After previous sessions characterized by government shutdowns and legislative gridlock, the 114th Congress is showing strides towards effectiveness in its first 90 days, a new study by the Bipartisan Policy Center finds.
To determine the two chambers' productivity levels, the organization's new "Healthy Congress Index" considers a few key measures, including the number of Congressional calendar days actually spent on legislative business. It reports that the House and Senate had more working days -- 36 days for the House, and 43 in the Senate -- during the first three months of 2015 than they did in the previous two sessions.
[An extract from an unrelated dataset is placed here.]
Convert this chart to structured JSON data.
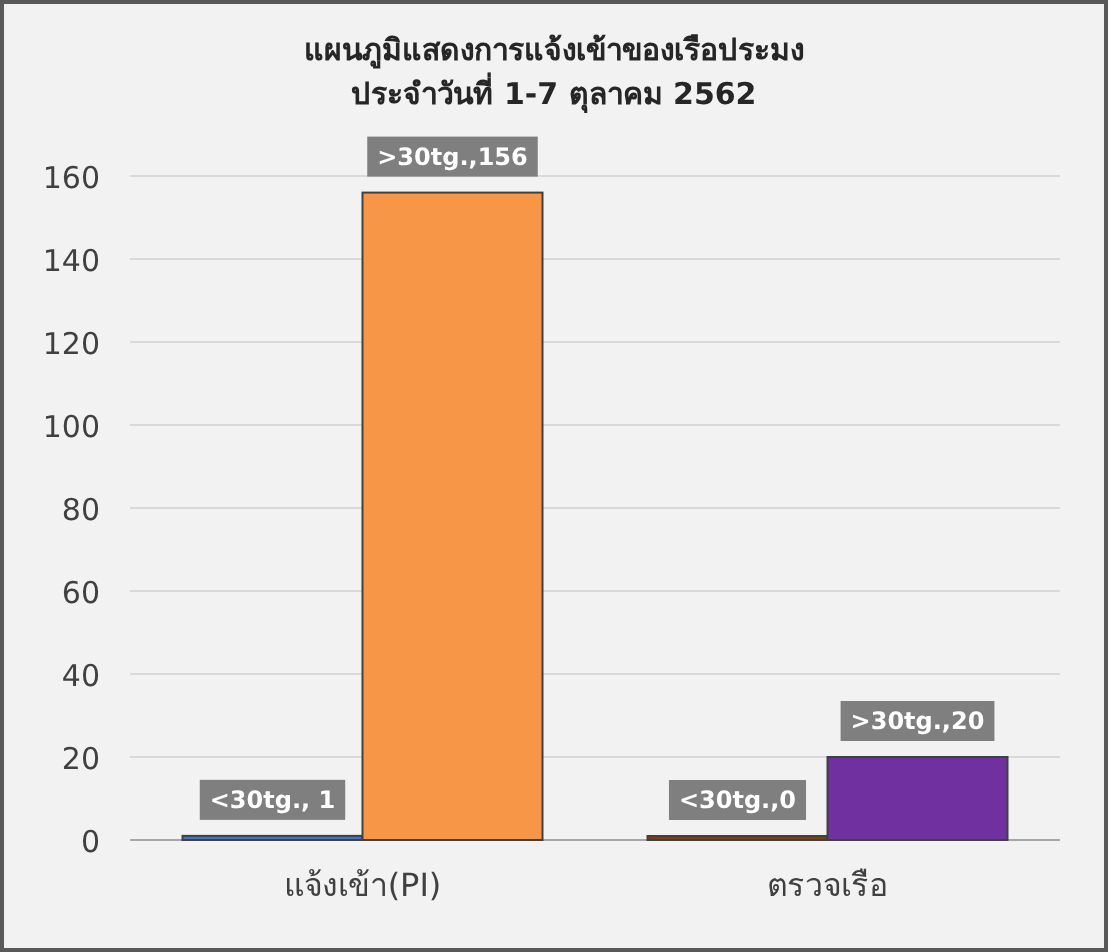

This is hardly a record: both the 110th Congress and 111th exceeded that amount.
But the Bipartisan Center was glad to see any signs of improvement for the legislative branch, which has suffered from approval ratings that have consistently been below 25 percent in the last few years.
"I'm pleased to see early signs of progress toward a better-functioning Congress, but there's still a long way to go," former Senate Majority Leader Tom Daschle, a co-chair of BPC's Commission on Political Reform, said in a release of the report.
Another key measure of the index, congressional committees' reported number of bills, showed higher amounts than during recent Congresses. The Senate also considered just over 200 amendments in the first quarter of the year, the second-highest number on record for those sessions assessed in the index.
Leaders in the two chambers have promised less instances of partisan gridlock after the 2014 elections. The 2010 election brought the rise of tea party members, who slowed congressional action down. There were fewer tea party members elected in 2014, and tea party senate candidates failed to defeat incumbents in the primaries. Now BPC says the new Congress is finally "showing signs of life".
The policy center admits that "it is not enough to judge the performance of a Congress after the three months in session," but it states that Congress may "slowly beginning to move in the right direction."